2005 might be a year of opportunities for Bangladesh. The government, if it is concerned, could take some bold decisions. The coming year may yet see the eventual separation of the judiciary from the executive, establishment of a National Human Rights Commission and the Office of the Ombudsman. These are precious building blocks for effective governance. The present government has been promising these steps for some time. What is required is political will -- and that must be found.

The political arena will most certainly quicken further with more intensive action by the opposition. This will take place both in the streets and also in the Jatiyo Sangsad. Disaffection will grow unless deterioration in law and order and the price spiral can be controlled. This year will see the general population monitoring domestic factors with greater care. This will include unpopular facets like politicization of the bureaucracy and the judiciary. Corruption will also come under focus ahead of the completion of the term of office of the present government in October 2006.

Another issue is expected to dominate national attention in the coming months -- that of the character of the next caretaker government. This constitutional arrangement appears to have been tampered with already through unnecessary amendments. Various other factors have also crept in and stirred controversy. Appointment of a new Chief Election Commissioner might add to the debate.

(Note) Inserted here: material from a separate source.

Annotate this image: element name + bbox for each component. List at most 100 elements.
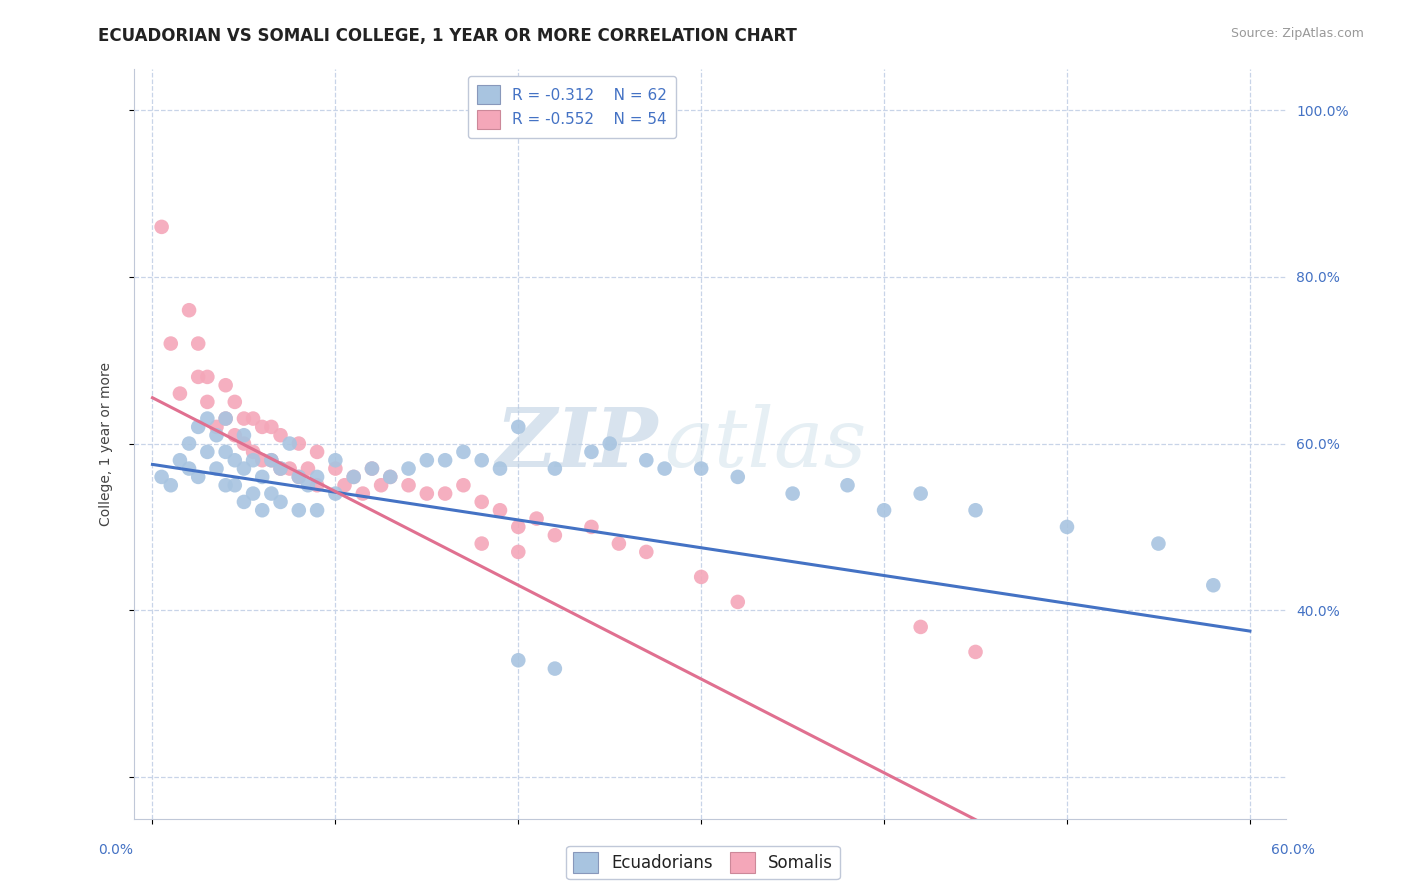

In the meantime, political parties associated with the Opposition will also be carefully following the organisational steps being undertaken by the ruling Alliance in anticipation of the next general elections. Reports have indicated that ruling party activists are being advised to ascertain at the grass roots level the opinion of the general population with regard to the fulfillment of BNP election pledges. This is an interesting approach. One presumes that the opposition will also initiate similar action to prepare their subsequent manifesto ahead of the general election. This will generate seriousness and maturity in the political process and make 2005 an interesting and fascinating year.

One can also only hope that the recent visit of the former Prime Minister of Malaysia would encourage the present government to approach economic diplomacy and their look-East policy in a bipartisan spirit. This will be seen as a factor of stability and encourage investors to come to this country. They will then be assured of the safety of their potential investment against possible expropriation or nationalisation by a future administration.

Muhammad Zamir is a former Secretary and Ambassador.